The memorandum of understanding signed just before the end of 2024 as of today no longer exists. Nissan and Honda will not be part of a single automotive group (which, with Mitsubishi, would have been the third largest in the world). The negotiations that have taken place since December 23 between the top management of the two companies did not lead to white smoke because Honda intended, in practice, to acquire the smaller Nissan, while the latter wanted to maintain its de facto independence.

Nissan and Honda: the reasons behind negotiations failure

The different sizes of the two groups have caused the project to fail. Nissan in particular now must put a patch on a worrying financial situation, due in large part to declining sales globally among cars, but also among commercial vehicles. All this against the backdrop of a production and R&D structure that was nonetheless important and complex to manage and maintain.

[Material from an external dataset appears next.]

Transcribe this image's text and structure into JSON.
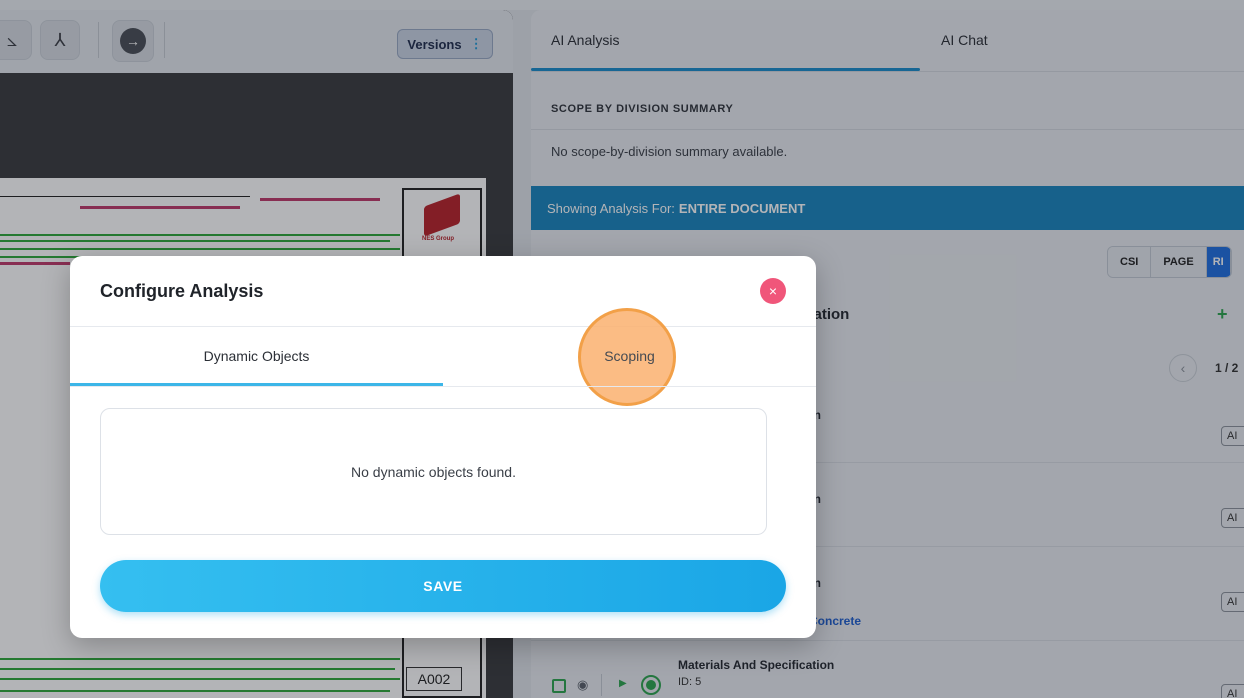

Nissan must now figure out what to do. The long-standing alliance with Renault, widely considered a failure, is set to end, with the transalpine automaker willing to divest 36 percent of Nissan’s shares to finance investments in electric mobility and software-defined vehicles. An alliance with another Japanese automaker is not currently an option on the table, while entering into negotiations with Taiwanese Foxconn (manufacturers of semiconductors and electronic components mainly in the area of telephony) remains possible, as well as confirmed just in recent days by the Taiwanese company itself. Foxconn has an interest in entering the automotive world, albeit not with a Brand of its own.